First generation Services Oriented Architecture (SOA) services were built around technologies like SOAP and sophisticated WS-* specifications. But SOA has had a problem of bootstrapping itself into the mainstream and much of the delay in its uptake has been around its complexity. The alternative? Web Oriented Architecture (WOA) — technology popularized on the Web that is challenging standard thinking around SOA.

Traditional SOA has had great successes, but the positives are not universal. An InformationWeek survey in 2007 found that 32 percent of
SOA projects didn’t live up to expectations. Only 10 percent said that their experience with SOAP exceeded their expectations. And of those who were disappointed, 58 percent said it introduced needless complexity while 30 percent said that it cost more than they expected.

Roger Smith at InformationWeek explains: “A growing number of companies are finding that lower-visibility Web-oriented architecture (WOA) developments, spawned through grassroots movements, are a better route to the service-oriented architecture. WOA, like SOA, is an architectural approach to system design, though WOA is resource-oriented rather than service-oriented. What’s the difference? While the core SOA design unit is a reusable service that fulfills a distinct business function, resource-oriented services are more limited and data-focused.”

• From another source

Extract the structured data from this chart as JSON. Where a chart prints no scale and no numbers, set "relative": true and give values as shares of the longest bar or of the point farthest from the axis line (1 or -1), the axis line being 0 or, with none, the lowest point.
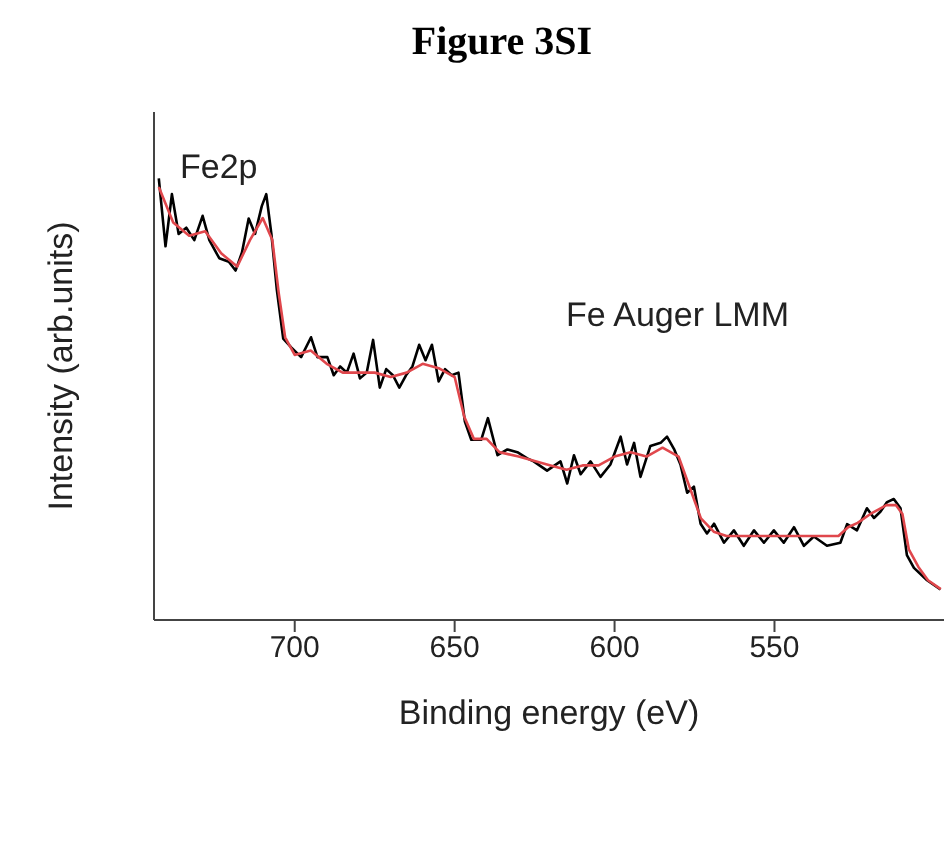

WOA is based around the Universal Resource Identifier, the URI, and combines simple well-understood Web operators like GET, PUT, POST and DELETE using a method called Representational State Transfer (or REST).

WOA is easier to understand and implement, scales better and has seen more widespread adoption. Vendors like Amazon have offered REST versus SOAP interfaces to find that developers overwhelmingly preferred REST. Web Development language Ruby on Rails has deprecated SOAP in favor of their REST interface. And Alfresco choose REST over SOAP for their web-glue framework called Surf.